Flash movies are becoming more prevalent on the Internet allowing users to play media files, movies, cartoons and presentations while looking at a website. Often times people want to save these presentations for later viewing or viewing offline. People often think this is a complex procedure but in reality downloading and saving flash movies is quite simple and can be done with minimum installation of new software. Below are a few of the options available if you wish to download flash movies to your computer for offline viewing.

In Mozilla FireFox

When browsing in Mozilla Firefox there are a few options to users that are wanting to download flash video files to their computer. One of the best options that is known to work with many of the major flash video websites including:

Daily Motion

Facebook Videos

Break.com

Vimeo

YourFileHost

CollegeHumor

various adult entertainment websites

The option I’m talking about is simply adding the Download Flash and Video plugin for Mozilla Firefox. With this tool Downloading flash video is as simple as a single click. You can also download flash games with this tool as well from many of the various flash game websites. In the Mozilla Firefox extensions website the Download Flash and Video plug in gets four starts with one hundred and seventeen reviews.

Downloading flash movies is very simple in Google’s Chrome Browser as well. The leading extension for Chrome is Get Flash offered by Lex1. The extension comes in with 3.78 starts after one hundred eight votes. It has been downloaded 85,280 times and is the leading way of getting videos embedded into websites with Flash off websites and on to your computer’s hard drive for later viewing.

Another better option that is coming out in the newer builds for Google’s Chrome operating system version 4 and higher that is set to be released soon is the Flash Video Downloader. This plugin currently has nearly four starts with four hundred twenty nine votes for it. However this extension does not currently work in production versions of Google Chrome, however if your feeling risky you can download the developer build of Google Chrome 4.0 or higher.

Legal Mumbo Jumbo

I have to make it clear however that downloading videos may violate people’s copyright. Downloading videos and posting them on other sites is a clear violation of copyright and will get in to a lot of trouble with copyright holders. If you need further guidance on what you can and can not do (or even if you can download flash videos from websites) please ask an intellectual property attorney. Downloading videos from YouTube is a violation of their terms of service that you agreed too.

Why Do Link Building With Article Submission These Days?

Money making site owners are always searching for ways to promote their sites and one of the best ways for them to promote their site has for some time been article submission. For a link building method that is so easy and accessible, it offers way more value than that.

Only 2-3 years ago, writing one article and submitting it to few hundred article directories would get a site significant boost in its search engine ranking. People knowing and utilizing this link building method to its full potential benefited form significant ranking improvements at that time. More and more people are finding out about this link building method lately and the fun part is, Google is not unaware of this article submission method of backlink generation technique.
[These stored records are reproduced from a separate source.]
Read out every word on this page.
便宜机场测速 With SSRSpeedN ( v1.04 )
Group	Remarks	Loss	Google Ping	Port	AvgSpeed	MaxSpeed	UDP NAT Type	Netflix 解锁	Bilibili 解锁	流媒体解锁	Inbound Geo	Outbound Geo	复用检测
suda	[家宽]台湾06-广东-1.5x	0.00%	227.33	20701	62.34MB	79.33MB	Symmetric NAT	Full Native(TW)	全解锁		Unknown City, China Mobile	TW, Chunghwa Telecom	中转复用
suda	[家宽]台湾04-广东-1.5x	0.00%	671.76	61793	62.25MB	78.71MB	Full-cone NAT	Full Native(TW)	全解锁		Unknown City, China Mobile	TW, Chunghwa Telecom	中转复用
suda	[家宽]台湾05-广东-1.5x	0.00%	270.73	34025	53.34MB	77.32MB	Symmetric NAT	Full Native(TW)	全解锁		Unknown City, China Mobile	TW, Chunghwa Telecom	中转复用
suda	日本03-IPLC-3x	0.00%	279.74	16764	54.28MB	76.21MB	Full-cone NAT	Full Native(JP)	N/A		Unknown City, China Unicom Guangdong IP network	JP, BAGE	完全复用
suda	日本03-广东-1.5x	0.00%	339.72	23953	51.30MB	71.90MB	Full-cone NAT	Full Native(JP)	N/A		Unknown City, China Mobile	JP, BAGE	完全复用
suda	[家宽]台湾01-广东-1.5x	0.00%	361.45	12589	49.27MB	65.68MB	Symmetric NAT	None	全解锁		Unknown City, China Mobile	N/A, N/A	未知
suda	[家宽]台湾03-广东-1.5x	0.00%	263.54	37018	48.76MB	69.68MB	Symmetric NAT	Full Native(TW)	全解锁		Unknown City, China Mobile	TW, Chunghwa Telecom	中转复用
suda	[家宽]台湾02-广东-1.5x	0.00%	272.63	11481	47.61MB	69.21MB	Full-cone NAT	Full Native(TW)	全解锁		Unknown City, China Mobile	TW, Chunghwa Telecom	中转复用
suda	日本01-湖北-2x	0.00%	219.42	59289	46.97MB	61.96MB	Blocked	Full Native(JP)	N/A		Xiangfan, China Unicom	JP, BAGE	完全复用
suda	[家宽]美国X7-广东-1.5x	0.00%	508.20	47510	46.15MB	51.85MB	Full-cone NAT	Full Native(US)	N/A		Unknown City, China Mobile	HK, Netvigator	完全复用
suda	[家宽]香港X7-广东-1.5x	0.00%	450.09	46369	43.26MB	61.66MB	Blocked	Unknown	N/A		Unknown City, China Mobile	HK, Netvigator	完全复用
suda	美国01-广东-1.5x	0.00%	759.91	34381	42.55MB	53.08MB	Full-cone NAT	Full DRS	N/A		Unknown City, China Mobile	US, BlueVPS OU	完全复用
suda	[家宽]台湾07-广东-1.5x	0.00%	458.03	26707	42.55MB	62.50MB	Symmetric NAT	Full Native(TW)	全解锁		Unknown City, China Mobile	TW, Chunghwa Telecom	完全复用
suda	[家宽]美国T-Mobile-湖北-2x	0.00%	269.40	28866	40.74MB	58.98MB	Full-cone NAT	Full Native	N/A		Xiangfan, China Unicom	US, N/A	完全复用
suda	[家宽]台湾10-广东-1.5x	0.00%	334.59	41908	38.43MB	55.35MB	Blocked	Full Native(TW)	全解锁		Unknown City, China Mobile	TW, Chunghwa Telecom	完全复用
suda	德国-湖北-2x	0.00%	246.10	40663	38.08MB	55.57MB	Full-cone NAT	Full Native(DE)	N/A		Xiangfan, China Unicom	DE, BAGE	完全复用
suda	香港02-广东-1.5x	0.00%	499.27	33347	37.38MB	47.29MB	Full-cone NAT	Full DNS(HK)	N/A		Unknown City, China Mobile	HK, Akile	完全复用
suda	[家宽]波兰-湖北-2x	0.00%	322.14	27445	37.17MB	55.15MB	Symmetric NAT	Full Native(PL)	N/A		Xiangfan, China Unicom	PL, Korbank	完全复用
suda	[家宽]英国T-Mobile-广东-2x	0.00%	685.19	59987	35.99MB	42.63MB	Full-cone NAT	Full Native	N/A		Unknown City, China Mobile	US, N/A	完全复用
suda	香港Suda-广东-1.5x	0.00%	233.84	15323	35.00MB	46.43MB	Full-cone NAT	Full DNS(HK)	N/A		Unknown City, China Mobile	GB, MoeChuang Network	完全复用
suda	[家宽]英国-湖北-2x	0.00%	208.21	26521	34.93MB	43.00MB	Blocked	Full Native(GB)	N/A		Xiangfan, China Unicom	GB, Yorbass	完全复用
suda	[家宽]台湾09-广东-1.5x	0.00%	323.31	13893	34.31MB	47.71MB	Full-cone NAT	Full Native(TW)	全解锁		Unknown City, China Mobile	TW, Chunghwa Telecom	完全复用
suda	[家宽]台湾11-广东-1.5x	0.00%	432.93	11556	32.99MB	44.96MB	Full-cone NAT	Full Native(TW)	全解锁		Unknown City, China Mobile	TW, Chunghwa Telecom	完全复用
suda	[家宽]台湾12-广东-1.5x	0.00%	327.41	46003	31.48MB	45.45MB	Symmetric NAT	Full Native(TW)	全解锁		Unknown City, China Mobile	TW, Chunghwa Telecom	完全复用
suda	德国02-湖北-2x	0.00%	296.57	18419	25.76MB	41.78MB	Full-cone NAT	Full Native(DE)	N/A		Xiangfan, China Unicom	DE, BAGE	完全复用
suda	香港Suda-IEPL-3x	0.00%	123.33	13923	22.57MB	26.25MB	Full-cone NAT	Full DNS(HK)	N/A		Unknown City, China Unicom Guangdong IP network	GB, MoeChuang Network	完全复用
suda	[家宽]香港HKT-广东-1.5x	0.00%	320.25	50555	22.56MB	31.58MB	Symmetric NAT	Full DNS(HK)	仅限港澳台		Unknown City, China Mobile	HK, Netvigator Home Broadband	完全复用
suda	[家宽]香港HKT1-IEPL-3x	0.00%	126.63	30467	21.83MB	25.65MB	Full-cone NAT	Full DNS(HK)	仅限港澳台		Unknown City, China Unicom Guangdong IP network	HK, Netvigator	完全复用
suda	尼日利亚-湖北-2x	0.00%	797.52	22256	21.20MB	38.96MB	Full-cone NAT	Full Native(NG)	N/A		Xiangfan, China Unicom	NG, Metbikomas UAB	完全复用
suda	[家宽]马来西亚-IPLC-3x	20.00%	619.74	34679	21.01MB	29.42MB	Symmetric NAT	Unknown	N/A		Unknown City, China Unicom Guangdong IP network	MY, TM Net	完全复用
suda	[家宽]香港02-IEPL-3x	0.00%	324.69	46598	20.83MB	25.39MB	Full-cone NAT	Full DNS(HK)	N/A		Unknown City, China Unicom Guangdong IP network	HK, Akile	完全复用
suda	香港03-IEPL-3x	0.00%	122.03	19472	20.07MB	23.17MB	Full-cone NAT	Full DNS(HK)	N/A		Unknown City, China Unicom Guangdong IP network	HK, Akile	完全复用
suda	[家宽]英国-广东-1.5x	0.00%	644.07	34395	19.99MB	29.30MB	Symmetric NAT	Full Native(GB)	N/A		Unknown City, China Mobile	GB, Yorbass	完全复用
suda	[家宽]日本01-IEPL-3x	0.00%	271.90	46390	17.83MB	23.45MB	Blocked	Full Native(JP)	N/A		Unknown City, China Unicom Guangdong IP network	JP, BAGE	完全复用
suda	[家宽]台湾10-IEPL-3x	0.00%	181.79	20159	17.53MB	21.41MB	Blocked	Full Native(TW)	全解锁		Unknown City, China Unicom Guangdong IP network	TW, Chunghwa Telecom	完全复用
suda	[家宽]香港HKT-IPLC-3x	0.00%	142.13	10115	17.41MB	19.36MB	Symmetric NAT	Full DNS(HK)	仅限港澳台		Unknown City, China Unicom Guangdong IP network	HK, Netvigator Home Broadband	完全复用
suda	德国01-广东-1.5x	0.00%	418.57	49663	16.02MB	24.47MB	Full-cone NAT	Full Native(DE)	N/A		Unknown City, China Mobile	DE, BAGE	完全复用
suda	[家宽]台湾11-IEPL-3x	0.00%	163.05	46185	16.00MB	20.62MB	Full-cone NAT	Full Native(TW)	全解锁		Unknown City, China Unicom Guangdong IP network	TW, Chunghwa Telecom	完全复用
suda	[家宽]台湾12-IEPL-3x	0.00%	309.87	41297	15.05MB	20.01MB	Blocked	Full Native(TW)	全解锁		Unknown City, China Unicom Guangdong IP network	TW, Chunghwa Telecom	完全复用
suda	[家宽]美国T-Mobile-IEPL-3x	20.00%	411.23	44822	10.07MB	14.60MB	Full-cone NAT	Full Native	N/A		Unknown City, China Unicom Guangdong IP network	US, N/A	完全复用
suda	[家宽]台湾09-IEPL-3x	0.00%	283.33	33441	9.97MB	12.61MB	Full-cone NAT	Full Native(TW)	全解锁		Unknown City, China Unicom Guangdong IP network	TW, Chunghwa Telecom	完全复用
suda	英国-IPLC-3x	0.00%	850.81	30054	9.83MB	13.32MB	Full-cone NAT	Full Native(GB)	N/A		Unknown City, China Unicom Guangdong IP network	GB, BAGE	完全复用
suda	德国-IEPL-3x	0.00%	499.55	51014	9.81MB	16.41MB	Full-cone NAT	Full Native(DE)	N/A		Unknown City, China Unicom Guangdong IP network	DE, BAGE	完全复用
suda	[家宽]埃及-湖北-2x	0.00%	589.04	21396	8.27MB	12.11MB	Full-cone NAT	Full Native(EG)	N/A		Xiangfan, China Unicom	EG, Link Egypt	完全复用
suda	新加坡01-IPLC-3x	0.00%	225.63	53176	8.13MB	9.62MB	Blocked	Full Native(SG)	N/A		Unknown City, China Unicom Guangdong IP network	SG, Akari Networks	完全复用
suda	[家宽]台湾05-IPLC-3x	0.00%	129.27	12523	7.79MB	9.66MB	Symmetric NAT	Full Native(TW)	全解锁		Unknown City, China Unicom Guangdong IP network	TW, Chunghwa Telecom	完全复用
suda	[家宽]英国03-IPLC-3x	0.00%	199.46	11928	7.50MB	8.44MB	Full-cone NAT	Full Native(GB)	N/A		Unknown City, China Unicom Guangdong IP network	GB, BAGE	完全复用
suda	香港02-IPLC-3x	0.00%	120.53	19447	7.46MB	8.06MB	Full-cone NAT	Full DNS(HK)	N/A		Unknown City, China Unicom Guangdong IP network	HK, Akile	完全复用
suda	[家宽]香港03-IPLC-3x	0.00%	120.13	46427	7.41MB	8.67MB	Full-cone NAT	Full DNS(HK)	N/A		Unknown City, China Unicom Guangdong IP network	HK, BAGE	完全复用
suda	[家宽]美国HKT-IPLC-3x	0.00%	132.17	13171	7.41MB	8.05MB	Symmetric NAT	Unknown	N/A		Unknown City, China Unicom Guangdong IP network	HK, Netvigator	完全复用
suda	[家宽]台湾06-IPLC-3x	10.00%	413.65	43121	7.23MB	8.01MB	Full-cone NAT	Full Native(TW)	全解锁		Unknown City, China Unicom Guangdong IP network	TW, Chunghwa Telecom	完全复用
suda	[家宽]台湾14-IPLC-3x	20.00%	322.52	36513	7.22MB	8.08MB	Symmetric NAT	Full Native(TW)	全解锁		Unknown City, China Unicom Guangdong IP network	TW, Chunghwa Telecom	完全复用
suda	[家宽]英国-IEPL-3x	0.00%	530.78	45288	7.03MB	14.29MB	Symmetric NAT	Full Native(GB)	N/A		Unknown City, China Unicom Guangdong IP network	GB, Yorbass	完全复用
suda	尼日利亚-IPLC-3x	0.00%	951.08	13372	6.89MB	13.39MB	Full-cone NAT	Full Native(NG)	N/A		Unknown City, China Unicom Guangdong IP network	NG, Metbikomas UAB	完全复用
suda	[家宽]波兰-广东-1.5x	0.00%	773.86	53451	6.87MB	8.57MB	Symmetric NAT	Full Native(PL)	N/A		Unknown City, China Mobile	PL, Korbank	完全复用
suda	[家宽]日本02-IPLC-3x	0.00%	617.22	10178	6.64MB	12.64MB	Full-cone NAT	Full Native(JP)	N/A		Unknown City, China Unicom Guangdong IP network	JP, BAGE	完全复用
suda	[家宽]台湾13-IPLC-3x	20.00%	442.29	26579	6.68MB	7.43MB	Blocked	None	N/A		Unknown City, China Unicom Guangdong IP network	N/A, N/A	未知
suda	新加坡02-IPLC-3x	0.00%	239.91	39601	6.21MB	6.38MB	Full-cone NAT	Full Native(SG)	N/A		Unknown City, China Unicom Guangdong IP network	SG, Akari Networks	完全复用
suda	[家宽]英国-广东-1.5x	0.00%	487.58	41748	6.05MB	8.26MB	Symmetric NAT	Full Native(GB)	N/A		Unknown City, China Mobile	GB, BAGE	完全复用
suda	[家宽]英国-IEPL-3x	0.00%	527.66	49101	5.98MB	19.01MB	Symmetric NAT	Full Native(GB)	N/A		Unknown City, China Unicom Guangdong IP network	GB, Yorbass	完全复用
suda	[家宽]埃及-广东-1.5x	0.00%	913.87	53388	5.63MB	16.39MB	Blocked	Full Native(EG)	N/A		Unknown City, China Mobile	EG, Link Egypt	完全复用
To promote positive user experience, Google has committed to remove as many duplicate content pages as possible. More info on this can be found here.

As you can see, submitting the same article to hundreds of article directories is not a good link building method. You will need to continue submitting unique articles in order to be successful with article submission. Rather than submitting one article to several hundred article directories, submitting few unique articles to a handful of top article directories would provide lot better result so it would be a wise article submission technique these days.

Secret behind the success with this technique is persistence. Don’t think that submitting one or two articles will get you the desired ranking boost. Just keep on submitting and you will be there for sure.